As the effects of the outbreak catalyst begin to wane, we can conduct a more conclusive valuation analysis. Consensus estimates project that CVS will earn $3.93 and $4.36, Rite Aid, -$0.01 and $0.03 and Walgreens, $3.28 and $3.63 on a per share earnings basis for fiscal 2013 and 2014 respectively according to data from Zack's Investment Research.
In conducting our analysis we derive a fair per share value of $44 for CVS and $37 for Walgreens. Our DCF analysis suggests a $42 target for CVS and $38 for Walgreens respectively. In each case our underlying assumptions appear to deviate from consensus estimates related to the added value of the Walgreen's acquisition of Alliance Boots (this was covered extensively in the company's 2013 Analyst Meeting).
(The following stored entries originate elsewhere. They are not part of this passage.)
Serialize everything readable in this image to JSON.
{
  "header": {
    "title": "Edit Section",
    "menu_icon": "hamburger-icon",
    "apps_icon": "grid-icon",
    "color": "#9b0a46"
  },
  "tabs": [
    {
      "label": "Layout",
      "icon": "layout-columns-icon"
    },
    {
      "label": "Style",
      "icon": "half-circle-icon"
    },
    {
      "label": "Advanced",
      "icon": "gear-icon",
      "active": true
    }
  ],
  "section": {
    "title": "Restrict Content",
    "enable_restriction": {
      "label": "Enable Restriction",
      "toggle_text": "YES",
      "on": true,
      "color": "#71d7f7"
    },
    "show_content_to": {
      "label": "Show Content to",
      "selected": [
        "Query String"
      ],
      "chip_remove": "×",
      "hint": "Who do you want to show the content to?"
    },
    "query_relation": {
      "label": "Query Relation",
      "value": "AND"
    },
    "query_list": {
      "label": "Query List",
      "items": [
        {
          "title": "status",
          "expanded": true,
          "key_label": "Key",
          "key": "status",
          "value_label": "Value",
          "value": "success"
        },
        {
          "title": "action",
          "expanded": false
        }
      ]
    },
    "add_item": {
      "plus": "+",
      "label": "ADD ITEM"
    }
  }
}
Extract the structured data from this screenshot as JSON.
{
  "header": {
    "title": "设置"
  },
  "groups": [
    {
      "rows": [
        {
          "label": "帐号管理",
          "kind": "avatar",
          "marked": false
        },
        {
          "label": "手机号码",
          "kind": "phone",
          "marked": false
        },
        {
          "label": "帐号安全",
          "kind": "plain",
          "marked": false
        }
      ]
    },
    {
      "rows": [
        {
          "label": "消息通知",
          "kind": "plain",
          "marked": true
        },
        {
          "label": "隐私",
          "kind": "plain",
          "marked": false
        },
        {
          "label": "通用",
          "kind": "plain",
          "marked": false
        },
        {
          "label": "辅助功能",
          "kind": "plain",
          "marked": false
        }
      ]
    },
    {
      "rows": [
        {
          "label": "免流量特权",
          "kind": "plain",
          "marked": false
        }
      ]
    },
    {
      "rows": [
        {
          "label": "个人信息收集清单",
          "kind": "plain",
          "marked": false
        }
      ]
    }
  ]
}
We were also somewhat more conservative in our out-year growth assumptions for CVS. The point of variation here appears to take place starting in 2016 where the consensus per share estimate of $5.65 exceeds our $5.15 projection by nearly 10%.
We do not perceive Rite Aid breaking even until 2015 and harbor continued concerns over the company's performance. We highlighted our position following the release of the company's February sales data last week in our SeekingAlpha analysis 'Rite Aid Increasingly Inconsequential'.